« L’affaire Ribéry conforte le côté un peu ridicule des Bleus »
Entendu cette semaine comme témoin par la police dans le cadre d’une affaire de proxénétisme, le footballeur international Franck Ribéry risque une mise en examen pour sollicitation de prostituée mineure.
Directeur du laboratoire de sociologie du sport de l’Insep (Institut national du sport et de l’éducation physique), Patrick Mignon revient sur les répercussions d’une telle affaire sur l’image des Bleus, à moins de deux mois de la Coupe du monde en Afrique du Sud (11 juin-11 juillet).
Quel peut être l’impact de cette affaire sur l’équipe de France ?
Ça ne va pas arranger la mauvaise image des Bleus. Si celle-ci avait été bonne, cette affaire aurait été perçue comme quelque chose de secondaire.
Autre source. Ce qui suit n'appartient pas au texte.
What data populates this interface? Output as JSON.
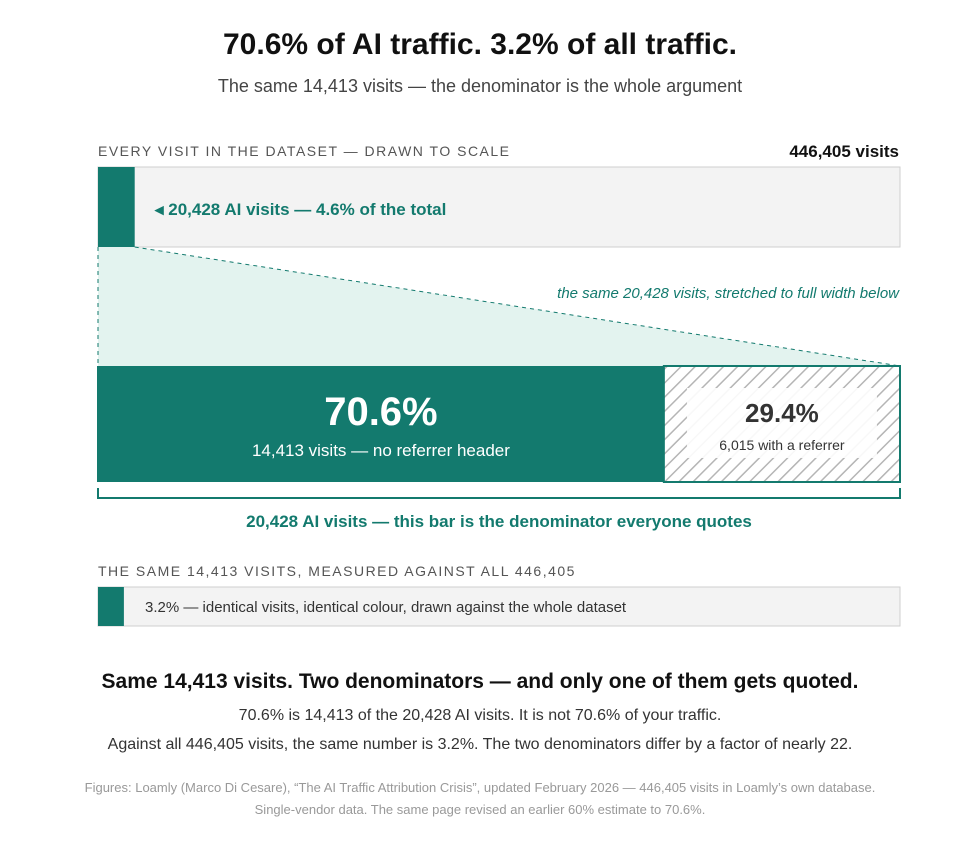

Les manquements à la morale n’auraient pas écorné l’image de l’équipe en général, et les Bleus auraient gardé la confiance et l’amour de leurs supporteurs. Là, au contraire, tous les éléments viennent s’additionner et conforter le passif et le côté un petit peu ridicule d’une équipe qui doute beaucoup. La méfiance va s’accroître et cette affaire va faire rire. Et puis si Govou [le nom du Lyonnais a été cité mais son avocat soutient que le joueur n’est impliqué] avait déjà un petit casier et s’inscrit dans la tradition du footballeur fantasque, Ribéry avait l’air sérieux. Il s’est converti à l’islam et présentait tous les signes extérieurs de la conformité religieuse.
Selon vous, comment l’opinion publique va-t-elle se positionner ?
D’un côté, l’opinion pourrait être tolérante parce que les affaires de fréquentation de prostituées ne sont généralement pas considérées comme un problème majeur. Même si le consensus pourrait cette fois ne pas dépasser un certain point parce que la jeune fille était mineure. D’un autre côté, cette affaire va choquer ceux qui conservent l’image d’Epinal du sportif, qui voudrait que les footballeurs soient des saints et ne soient les auteurs d’aucun manquement en dehors des stades. Le côté dévoyé et irresponsable des joueurs professionnels risque de s’en trouver renforcé : les gens vont dire que les footballeurs, très bien payés, vivent sur une autre planète.
Et vu de l’étranger ?
Des affaires avec des sportifs éclatent un peu partout, notamment dans des pays où le sport a plus d’importance qu’en France, comme aux Etats-Unis et en Grande-Bretagne. Dans ces pays, des affaires similaires n’ont pas fait tomber la popularité du sport et de l’équipe concernés mais la condamnation était plutôt morale. Franck Ribéry est une idole au Bayern Munich donc la presse locale allemande accorde pour le moment peu d’importance à l’affaire. Mais à cause des querelles régionales, certains ne vont pas se gêner pour s’emparer de l’affaire. Et puis, tout le monde sait que les footballeurs ne sont pas des modèles de vertu…
Comment l’affaire peut-elle évoluer ?
Les affaires de transgression connaissent des cycles. On va maintenant assister à la théorie du complot, les avocats vont dire qu’on en veut à leurs clients et chercheront à les faire passer pour des victimes. Une telle stratégie fonctionne dans beaucoup de cas, notamment dans les affaires de dopage, où ceux qui aiment le sport concerné trouvent parfois une série d’éléments pour justifier le pardon et la compréhension. Ensuite, on va un peu oublier cette affaire quand il y aura une autre actualité. Si elle ressurgit pendant la phase de préparation à la Coupe du monde, il y aura une tension entre ceux qui voudront laisser l’équipe se préparer tranquillement et l’actualité judiciaire, et il sera alors intéressant de voir quelle sera la priorité à ce moment-là.